Dynamic CRLSPs adapt to network changes and support CRLSP backup, but they require complicated
configurations.
The device supports the label distribution protocol of RSVP-TE for MPLS TE. Resource Reservation Protocol
(RSVP) reserves resources on each node along a path. Extended RSVP can support MPLS label
distribution and allow resource reservation information to be transmitted with label bindings. This
extended RSVP is called "RSVP-TE."
For more information about RSVP, see "Configuring RSVP."
Traffic forwarding
After an MPLS TE tunnel is established, traffic is not forwarded on the tunnel automatically. You must
direct the traffic to the tunnel by creating a static route that reaches the destination through the tunnel
interface.
This is the easiest way to implement MPLS TE tunnel forwarding. However, when the traffic to multiple
networks is to be forwarded through the MPLS TE tunnel, you must configure multiple static routes, which
are complicated to configure and difficult to maintain.

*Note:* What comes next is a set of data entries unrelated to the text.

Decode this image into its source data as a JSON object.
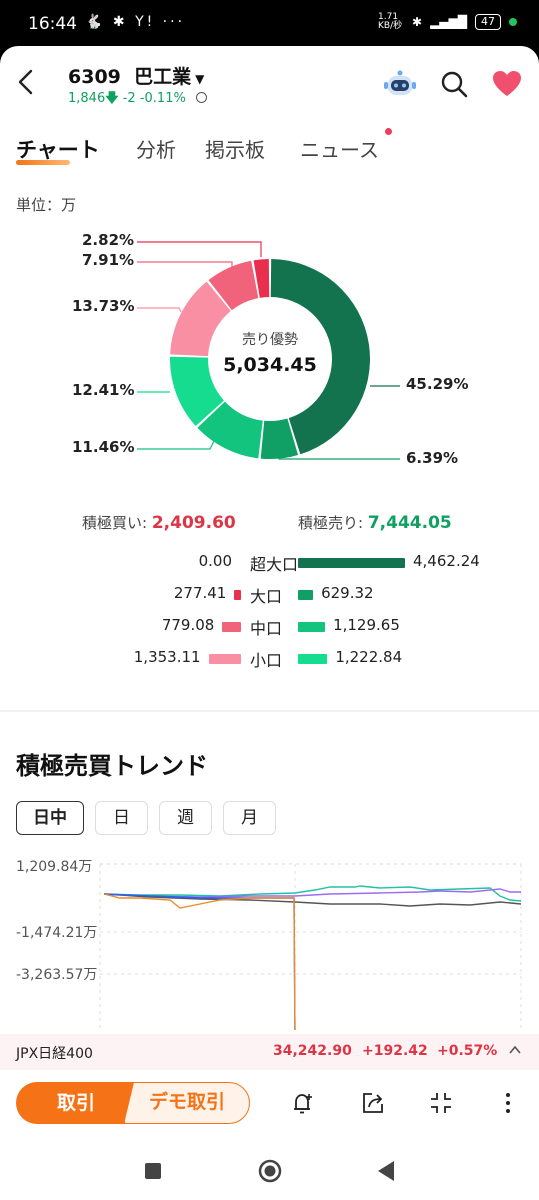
{
  "status": {
    "time": "16:44",
    "left_icons": "🐇 ✱ Y! ···",
    "speed": "1.71 KB/秒",
    "battery": "47"
  },
  "header": {
    "code": "6309",
    "name": "巴工業",
    "price": "1,846",
    "change": "-2 -0.11%"
  },
  "tabs": [
    "チャート",
    "分析",
    "掲示板",
    "ニュース"
  ],
  "unit_label": "単位：万",
  "donut": {
    "center_label": "売り優勢",
    "center_value": "5,034.45",
    "labels": {
      "p1": "2.82%",
      "p2": "7.91%",
      "p3": "13.73%",
      "p4": "12.41%",
      "p5": "11.46%",
      "p6": "45.29%",
      "p7": "6.39%"
    },
    "colors": {
      "superlarge_sell": "#14734f",
      "large_sell": "#10a065",
      "mid_sell": "#12c47e",
      "small_sell": "#16dc90",
      "small_buy": "#f88fa2",
      "mid_buy": "#f0637a",
      "large_buy": "#e8304e"
    }
  },
  "summary": {
    "buy_label": "積極買い:",
    "buy_value": "2,409.60",
    "sell_label": "積極売り:",
    "sell_value": "7,444.05"
  },
  "flow": [
    {
      "category": "超大口",
      "buy": "0.00",
      "sell": "4,462.24",
      "buy_amount": 0.0,
      "sell_amount": 4462.24
    },
    {
      "category": "大口",
      "buy": "277.41",
      "sell": "629.32",
      "buy_amount": 277.41,
      "sell_amount": 629.32
    },
    {
      "category": "中口",
      "buy": "779.08",
      "sell": "1,129.65",
      "buy_amount": 779.08,
      "sell_amount": 1129.65
    },
    {
      "category": "小口",
      "buy": "1,353.11",
      "sell": "1,222.84",
      "buy_amount": 1353.11,
      "sell_amount": 1222.84
    }
  ],
  "trend": {
    "title": "積極売買トレンド",
    "periods": [
      "日中",
      "日",
      "週",
      "月"
    ],
    "active_period": "日中",
    "y_labels": [
      "1,209.84万",
      "-1,474.21万",
      "-3,263.57万"
    ]
  },
  "ticker": {
    "name": "JPX日経400",
    "value": "34,242.90",
    "change": "+192.42",
    "pct": "+0.57%"
  },
  "bottom": {
    "trade": "取引",
    "demo_trade": "デモ取引"
  }
}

For more information about static routing, see Layer 3—IP Routing Configuration Guide.
Make-before-break
Make-before-break is a mechanism to change an MPLS TE tunnel with minimum data loss and without
using extra bandwidth.
Traffic forwarding is interrupted if the existing CRLSP is removed before a new CRLSP is established. The
make-before-break mechanism makes sure that the existing CRLSP is removed after the new CRLSP is
established and the traffic is switched to the new CRLSP. However, this might waste bandwidth resources
if some links on the old and new CRLSPs are the same, because you need to reserve bandwidth on these
links for both the old and new CRLSPs. The make-before-break mechanism uses the SE resource
reservation style to address this problem.
The resource reservation style refers to the style in which RSVP-TE reserves bandwidth resources during
CRLSP establishment. The resource reservation style used by an MPLS TE tunnel is determined by the
ingress node, and is advertised to other nodes through RSVP.
The device supports the following resource reservation styles:
FF—Fixed-filter, where resources are reserved for individual senders and cannot be shared among
senders on the same session.
SE—Shared-explicit, where resources are reserved for senders on the same session and shared
among them. SE is mainly used for make-before-break.